The Revitalized and Modernized Federal Reserve Gold Certificate Ratio will be tied to a broad measure of money supply, M3 or another new definition of liquidity.
The gold that the US Treasury has held primarily at the New York Federal Reserve will be valued at market at the time of adoption of this mechanism.
Please understand, that regardless of the arguments concerning the number of ounces the Federal reserve holds, since it will never be audited, accept what is said as correct.
Now the floating increase or decrease in monetary aggregates will mandate a change in the value of the gold held by the US Treasury.
The US Treasury will never have to buy or sell any gold because vehicles will be created that are immediately traded on exchanges that will speculate on the changes in the broad base monetary aggregate in terms of the gold price.
That will serve the needs as the aggregates increase.
This is in fact a public way to view the aggregate change by changing the value of another asset, which is a means of balancing the balance sheet of the USA as it was at the day of adoption.
It is not convertibility.
It floats and is not fixed.
When the need is greatest it will be seen as an acceptable return to a form of disciplined central banks actions.
It will be a reinstatement of an alarm mechanism but with parts that float.
The market value of gold on that day will be a pendulum-starting point, not a fixed price.
The broad measure of money supply on that day will be 100 on the liquidity index.
Assuming the dollar is at .5200, the adoption of this mechanism could mark the low of the US dollar for this chapter of the financial history of the USA.
There are other items that will have to fall into place if that is to be the dollar saver from a complete Weimar experience.
But this is the major criterion for success.
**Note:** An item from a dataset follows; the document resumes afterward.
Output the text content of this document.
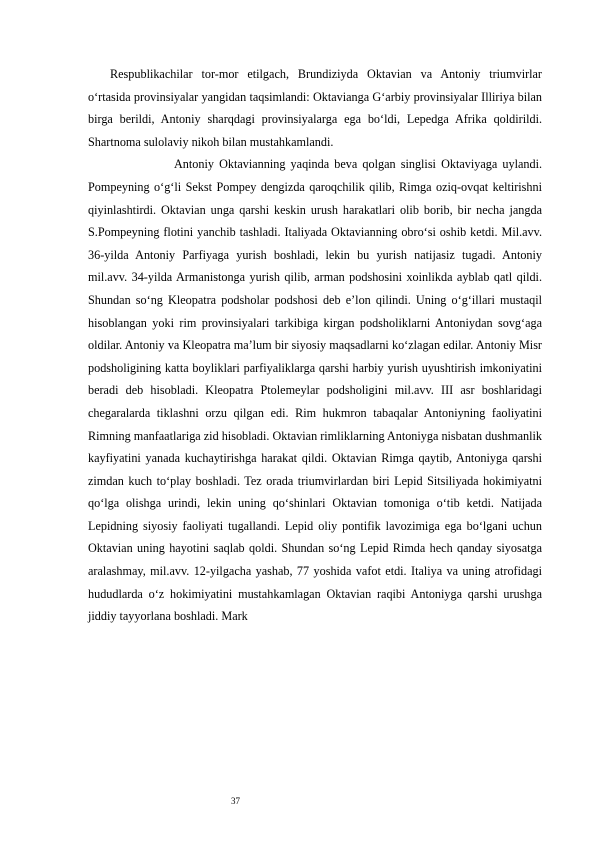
Respublikachilar tor-mor etilgach, Brundiziyda Oktavian va Antoniy triumvirlar o‘rtasida provinsiyalar yangidan taqsimlandi: Oktavianga G‘arbiy provinsiyalar Illiriya bilan birga berildi, Antoniy sharqdagi provinsiyalarga ega bo‘ldi, Lepedga Afrika qoldirildi. Shartnoma sulolaviy nikoh bilan mustahkamlandi.

Antoniy Oktavianning yaqinda beva qolgan singlisi Oktaviyaga uylandi. Pompeyning o‘g‘li Sekst Pompey dengizda qaroqchilik qilib, Rimga oziq-ovqat keltirishni qiyinlashtirdi. Oktavian unga qarshi keskin urush harakatlari olib borib, bir necha jangda S.Pompeyning flotini yanchib tashladi. Italiyada Oktavianning obro‘si oshib ketdi. Mil.avv. 36-yilda Antoniy Parfiyaga yurish boshladi, lekin bu yurish natijasiz tugadi. Antoniy mil.avv. 34-yilda Armanistonga yurish qilib, arman podshosini xoinlikda ayblab qatl qildi. Shundan so‘ng Kleopatra podsholar podshosi deb e’lon qilindi. Uning o‘g‘illari mustaqil hisoblangan yoki rim provinsiyalari tarkibiga kirgan podsholiklarni Antoniydan sovg‘aga oldilar. Antoniy va Kleopatra ma’lum bir siyosiy maqsadlarni ko‘zlagan edilar. Antoniy Misr podsholigining katta boyliklari parfiyaliklarga qarshi harbiy yurish uyushtirish imkoniyatini beradi deb hisobladi. Kleopatra Ptolemeylar podsholigini mil.avv. III asr boshlaridagi chegaralarda tiklashni orzu qilgan edi. Rim hukmron tabaqalar Antoniyning faoliyatini Rimning manfaatlariga zid hisobladi. Oktavian rimliklarning Antoniyga nisbatan dushmanlik kayfiyatini yanada kuchaytirishga harakat qildi. Oktavian Rimga qaytib, Antoniyga qarshi zimdan kuch to‘play boshladi. Tez orada triumvirlardan biri Lepid Sitsiliyada hokimiyatni qo‘lga olishga urindi, lekin uning qo‘shinlari Oktavian tomoniga o‘tib ketdi. Natijada Lepidning siyosiy faoliyati tugallandi. Lepid oliy pontifik lavozimiga ega bo‘lgani uchun Oktavian uning hayotini saqlab qoldi. Shundan so‘ng Lepid Rimda hech qanday siyosatga aralashmay, mil.avv. 12-yilgacha yashab, 77 yoshida vafot etdi. Italiya va uning atrofidagi hududlarda o‘z hokimiyatini mustahkamlagan Oktavian raqibi Antoniyga qarshi urushga jiddiy tayyorlana boshladi. Mark

37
I assume it is January the 14th, 2011 and gold is trading at $1,650 or higher.
Then I would assume the price of gold to trade $100 above and below the price of gold on that day according to changes in the liquidity index.
If the USA would like to avoid the USD$ from a Weimar experience this is the key ingredient to preventing that.
The US dollar is headed in the direction of the Weimar Experience in order to satisfy financial failures of significance.
Some smaller entities will be rescued by Federal Money, exploding the US Federal Budget deficit and putting the weight of more newly created dollars on the inherently weak dollar.
There is a 70% possibility that since central banks have moved to floating currency parities that the modernized and revitalized Federal Reserve Gold Certificate Ratio will follow under the pressure of future systemic and grave financial circumstances.